Best was the well-drawn wilderness, particularly vivid in contrast with the drab starting locations. It reminded me of She’s Got a Thing but was even more effective, I thought, because it was clear (pig fabulously placed) that it was not your element, that there was something alien about it. You’re a lost fugitive in a random stretch of countryside for which there is no guidebook. Not to mention the old dude in the hut was considerably less creepy.

Nonetheless I don’t think I would’ve scored the game much higher. Perhaps because, like Orion, it is over-ambitious in that it attempts to make a statement about society, about people, without saying hardly anything about actual people.

Murder at the Aero Club

After meeting Square Circle’s Phryjid and Day in the Life’s Shutityebrat, I barely even flinch at a guy named Haagen Das.
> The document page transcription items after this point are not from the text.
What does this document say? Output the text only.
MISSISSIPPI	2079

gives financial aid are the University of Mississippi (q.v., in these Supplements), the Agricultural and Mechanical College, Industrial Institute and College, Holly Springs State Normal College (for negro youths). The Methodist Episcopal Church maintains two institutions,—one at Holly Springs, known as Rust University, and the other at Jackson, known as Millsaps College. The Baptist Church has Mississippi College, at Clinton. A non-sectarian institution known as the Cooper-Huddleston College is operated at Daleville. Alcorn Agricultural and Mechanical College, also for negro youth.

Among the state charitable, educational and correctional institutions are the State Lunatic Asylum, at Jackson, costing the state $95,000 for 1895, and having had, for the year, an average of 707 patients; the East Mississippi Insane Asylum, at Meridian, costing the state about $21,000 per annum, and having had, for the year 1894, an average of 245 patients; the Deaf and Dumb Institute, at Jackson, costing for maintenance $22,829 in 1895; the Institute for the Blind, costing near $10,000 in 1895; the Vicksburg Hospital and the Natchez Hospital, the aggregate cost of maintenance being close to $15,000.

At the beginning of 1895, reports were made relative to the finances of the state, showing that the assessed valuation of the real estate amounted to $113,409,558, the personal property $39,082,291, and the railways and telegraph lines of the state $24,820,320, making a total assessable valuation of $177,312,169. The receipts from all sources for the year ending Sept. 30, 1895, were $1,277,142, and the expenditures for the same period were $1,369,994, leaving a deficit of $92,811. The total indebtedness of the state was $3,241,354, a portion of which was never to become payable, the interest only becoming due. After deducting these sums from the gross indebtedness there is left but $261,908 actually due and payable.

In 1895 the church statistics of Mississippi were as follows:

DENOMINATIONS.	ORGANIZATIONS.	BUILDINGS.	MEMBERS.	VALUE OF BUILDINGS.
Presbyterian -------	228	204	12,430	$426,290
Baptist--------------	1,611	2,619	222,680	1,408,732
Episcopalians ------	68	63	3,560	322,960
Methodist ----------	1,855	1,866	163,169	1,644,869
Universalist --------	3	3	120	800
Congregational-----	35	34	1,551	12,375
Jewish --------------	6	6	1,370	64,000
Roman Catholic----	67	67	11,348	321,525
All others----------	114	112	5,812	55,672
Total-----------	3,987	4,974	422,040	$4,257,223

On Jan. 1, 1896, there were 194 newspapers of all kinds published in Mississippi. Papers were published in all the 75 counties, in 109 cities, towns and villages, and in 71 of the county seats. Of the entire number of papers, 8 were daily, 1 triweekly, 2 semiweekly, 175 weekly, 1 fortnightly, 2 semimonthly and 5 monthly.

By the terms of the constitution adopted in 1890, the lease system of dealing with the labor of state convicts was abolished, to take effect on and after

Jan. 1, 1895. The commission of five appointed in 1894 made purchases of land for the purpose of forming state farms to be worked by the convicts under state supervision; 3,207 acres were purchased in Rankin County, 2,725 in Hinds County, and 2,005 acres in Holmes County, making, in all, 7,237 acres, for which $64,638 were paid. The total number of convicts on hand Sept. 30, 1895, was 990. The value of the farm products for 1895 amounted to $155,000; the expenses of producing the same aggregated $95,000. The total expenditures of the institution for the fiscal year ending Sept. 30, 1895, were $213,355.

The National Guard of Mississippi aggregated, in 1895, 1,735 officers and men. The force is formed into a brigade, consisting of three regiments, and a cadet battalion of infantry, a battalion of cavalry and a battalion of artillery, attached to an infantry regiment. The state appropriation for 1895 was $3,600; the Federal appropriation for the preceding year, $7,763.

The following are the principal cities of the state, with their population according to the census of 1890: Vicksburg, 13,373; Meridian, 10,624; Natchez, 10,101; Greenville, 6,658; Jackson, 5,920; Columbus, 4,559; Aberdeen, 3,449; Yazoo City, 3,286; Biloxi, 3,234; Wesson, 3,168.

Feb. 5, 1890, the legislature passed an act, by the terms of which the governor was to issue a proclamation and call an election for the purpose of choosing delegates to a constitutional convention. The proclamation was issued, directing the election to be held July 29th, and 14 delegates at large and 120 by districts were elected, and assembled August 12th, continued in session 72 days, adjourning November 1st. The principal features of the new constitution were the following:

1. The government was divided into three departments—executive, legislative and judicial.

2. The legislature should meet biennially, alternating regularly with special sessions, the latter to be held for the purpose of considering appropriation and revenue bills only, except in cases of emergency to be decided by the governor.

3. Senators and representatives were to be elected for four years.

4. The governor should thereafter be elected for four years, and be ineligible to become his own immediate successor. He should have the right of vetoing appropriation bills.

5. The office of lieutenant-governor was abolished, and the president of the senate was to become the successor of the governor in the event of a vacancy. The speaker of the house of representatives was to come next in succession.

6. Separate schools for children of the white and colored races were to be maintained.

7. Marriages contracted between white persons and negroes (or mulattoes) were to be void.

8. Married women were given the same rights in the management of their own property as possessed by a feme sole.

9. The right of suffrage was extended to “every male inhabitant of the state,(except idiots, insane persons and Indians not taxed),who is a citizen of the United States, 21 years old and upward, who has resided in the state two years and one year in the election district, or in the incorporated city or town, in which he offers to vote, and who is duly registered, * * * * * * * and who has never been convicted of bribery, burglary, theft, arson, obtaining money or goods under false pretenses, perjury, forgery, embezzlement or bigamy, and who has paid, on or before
This is probably the best “hey, everybody, here’s my apartment” game I’ve played in a while. For one, it does not take place in an apartment, and for another, you get to flick a cigarette into a puddle of fuel. I want to be able to do that in every game.

The Realm

A light-hearted fantasy quest that doesn’t linger on the plot or the setting or the characters or anything that’s not of immediate service to the puzzles. Talking to the deaf old armorer, in particular, was great fun. The game in general might not go over too well — what with the castle, the dragon, the king — but for me it was just my speed.

Except for the secret society of giant chipmunks who revere hamster urine; that was a bit strange.

Sting of the Wasp

This is what I wanted out of Magocracy. I don’t mean the country club setting, but rather the emphasis on blackmail, sabotage, and misdirection as opposed to physical combat. I just hope the point of the game isn’t “haha, rich people are petty and shallow.”

(Maybe it’s me, but the opening scene wasn’t remotely pornographic. Not that I’m complaining. I just wonder about all the people who would take offense — who are they, and how do they feel about pretty much every other game in the competition? Goose, Egg, Badger? Promotes cruelty to animals. Order? Depicts pagan rituals. Ruined Robots? Encourages suicide . . .)

Trading Punches

As a story, this leans in the right direction. Basically it’s about one guy and his family, particularly his brother and their rivalry, mirrored across several decades (or “ten-cycles” as the game lamely calls them) by the larger societal conflict between the two races. The writing sometimes dwells too heavily on the setting, but it’s passable.

As a game, however, it’s hard to take. Consider this excerpt from the walkthrough:

give pink to fesha
give white to thyras
drink from gray
fill thyras's with tan
drink from green
fill thyras's with brown
drink from blue
w
fill tan in colada bowl
fill brown in colada bowl
fill gray in punch bowl
fill green in punch bowl
fill blue in punch bowl
e
fill fesha's from blue
pour gray into thyras's
drink from tan
pour green into thyras's
drink from brown
give tan to elora

I would’ve liked to be able to interact at a higher level here.

Also, like Splashdown, the game commits the criminal offense of putting its best sequence — in both cases, the underwater exploration scene — last, and by then I was following the walkthrough to the letter.

And the worst part? I’m seriously thinking of writing one of these myself. I have no clue how to start, no idea what it should be about, and only a vague conception of how truly draining the process is. All I can promise, should I actually go through with it, is that I’ll try to work in some yen signs.